The Hitchhiker’s Guide to the Galaxy book series is a very successful SF comedy novel trilogy by 1983. Author Douglas Adams is approached many times with the idea of turning his most famous work into a game, and he rebuffs them all. As a technophile obsessed with computers, Adams picks up Michael Berlyn’s diabolical Infocom text adventure Suspended, getting a taste of the exceptionally well-written and wildly popular games coming out of the company in the early 80′s. Solving the game, Adams feels he’s found kindred spirits at the Cambridge, MA game makers. That year he is introduced to Mark Blanc by humorist Christopher Cerf, a mutual friend. Late in the year, Adams visits the Infocom offices while in town lecturing at MIT. Jumping at the chance of increasing their literary cred with another name author, Infocom signs Adams to a six-game contract in early 1984, with two of the games to be based on the published Hitchhiker’s books. It’s a natural for Infocom to pair up Adams with Steve Meretzky, the latter producing some of the company’s most popular, not to mention most funny, games. In particular, it’s Meretzky’s Planetfall, released by Infocom in August 1983 (and later sequel, Stationfall), that makes him such a perfect match, as these games are noted for having an altogether Adams-y sense of humour. Meretzky had not heard of Hitchhiker’s before writing Planetfall, but people testing the game remark how much it reminds them of Adams’ works.

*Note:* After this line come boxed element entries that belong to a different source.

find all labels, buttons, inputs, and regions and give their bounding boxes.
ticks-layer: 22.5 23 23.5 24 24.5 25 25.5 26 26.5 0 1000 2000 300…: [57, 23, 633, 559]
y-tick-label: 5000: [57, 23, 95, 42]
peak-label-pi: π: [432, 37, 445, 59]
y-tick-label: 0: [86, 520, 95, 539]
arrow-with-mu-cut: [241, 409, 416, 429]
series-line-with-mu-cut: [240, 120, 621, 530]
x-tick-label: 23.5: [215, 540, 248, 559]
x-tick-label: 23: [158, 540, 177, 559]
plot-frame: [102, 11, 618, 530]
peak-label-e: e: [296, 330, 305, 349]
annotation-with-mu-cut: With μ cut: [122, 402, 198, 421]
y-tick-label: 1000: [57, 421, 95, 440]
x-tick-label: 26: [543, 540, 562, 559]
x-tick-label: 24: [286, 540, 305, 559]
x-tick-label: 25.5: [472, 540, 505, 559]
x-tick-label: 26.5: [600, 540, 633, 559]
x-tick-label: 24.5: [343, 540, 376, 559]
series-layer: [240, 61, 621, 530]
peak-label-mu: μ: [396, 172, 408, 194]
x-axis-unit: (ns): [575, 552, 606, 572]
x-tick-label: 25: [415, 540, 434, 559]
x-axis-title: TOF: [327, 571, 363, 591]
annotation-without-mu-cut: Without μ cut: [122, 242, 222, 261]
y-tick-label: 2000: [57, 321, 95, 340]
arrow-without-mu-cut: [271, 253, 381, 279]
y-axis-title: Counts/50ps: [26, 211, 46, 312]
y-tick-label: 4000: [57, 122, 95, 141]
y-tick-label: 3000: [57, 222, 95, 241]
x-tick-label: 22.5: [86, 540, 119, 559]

During the Hitchhiker’s game’s six-month development time, Adams writes passages in England, and sends them via computer to Infocom in Boston, where Meretsky adds additional material and then programs everything into the game using Infocom’s game development system. The two writers exchange emails daily, a rarity at the time, and phone calls weekly. In mid 1984, with the testing schedule looming in a few weeks and a release window established to take advantage of the Christmas season, Infocom sends Meretzky to England to prod the famous procrastinator Adams to finish his work on the game. At the time, the author is ensconced at his favourite hideaway; the Huntsham Court County House hotel in the village of Huntsham, located hear Tiverton, Devon. It is the hope of his book publisher that Adams will focus on the fourth Hitchhiker’s book, titled So Long, and Thanks For All the Fish. Hence the two of them hammer out the remaining material for the game in four days. Returning to the U.S., Meretzky misses the bucolic scenery and relaxed atmosphere of the English countryside as he delves into an intense three week crunch session to finish the programming of the game. After a brief testing phase, Adams does some rewrites of the material according to feedback from game testing results.